The last extensive evaluation of supervised learning algorithms was conducted in the 90s. Since then, the landscape of machine learning has evolved significantly. This project revisits the topic, drawing inspiration from the CNM06 study.
Replicate the results of the CNM06 study, but with a focus on three algorithms: k-nearest neighbors, logistic regression, and decision trees. Various performance metrics are used for evaluation.
An Empirical Comparison of Supervised Learning Algorithms Using Different Performance Metrics (Empirical Comparison)
The methodology closely follows the original Cornell study (Empirical Comparison). Three datasets from the UCI Machine Learning Repository were chosen. Each dataset underwent preprocessing as described in the CNM06 paper. For each classifier-dataset combination, three trials were conducted, totaling 27 trials. The hyperparameter tuning process and specific settings for each algorithm are detailed in the CNM06 paper.
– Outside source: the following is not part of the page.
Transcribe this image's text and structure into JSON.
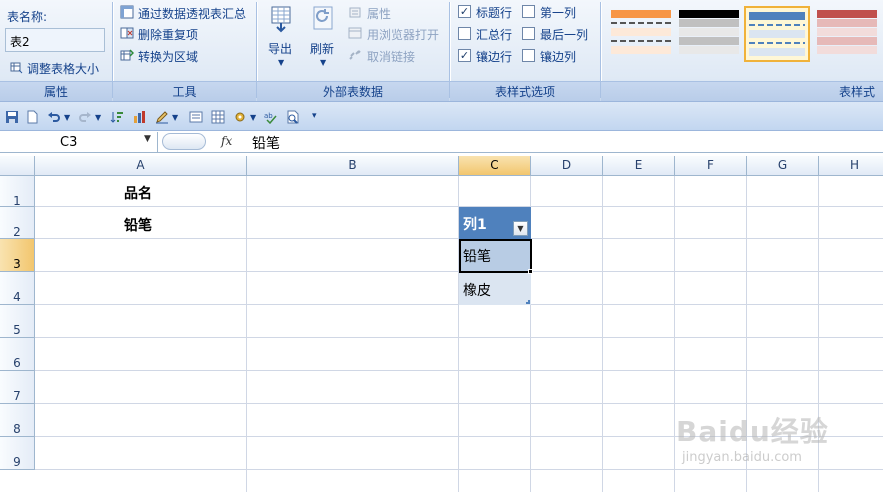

A 5-fold cross-validation was performed on a training set of size 5000 for each dataset. The modeling process involved using pipelines for each algorithm on the training set. The best hyperparameters were chosen based on the performance during cross-validation. The accuracy of each model was computed for each trial, and the overall performance was determined by averaging the accuracies. Detailed performance metrics and comparisons can be found in the provided charts.
- Visit Google Colab (Internet connection and Gmail account required).
- Select "GitHub" in the open window and paste the project URL.
- Download the desired dataset(s) and upload them to Google Colab using the 'Files' icon on the left sidebar.
- Click 'Runtime' and select 'Run all'.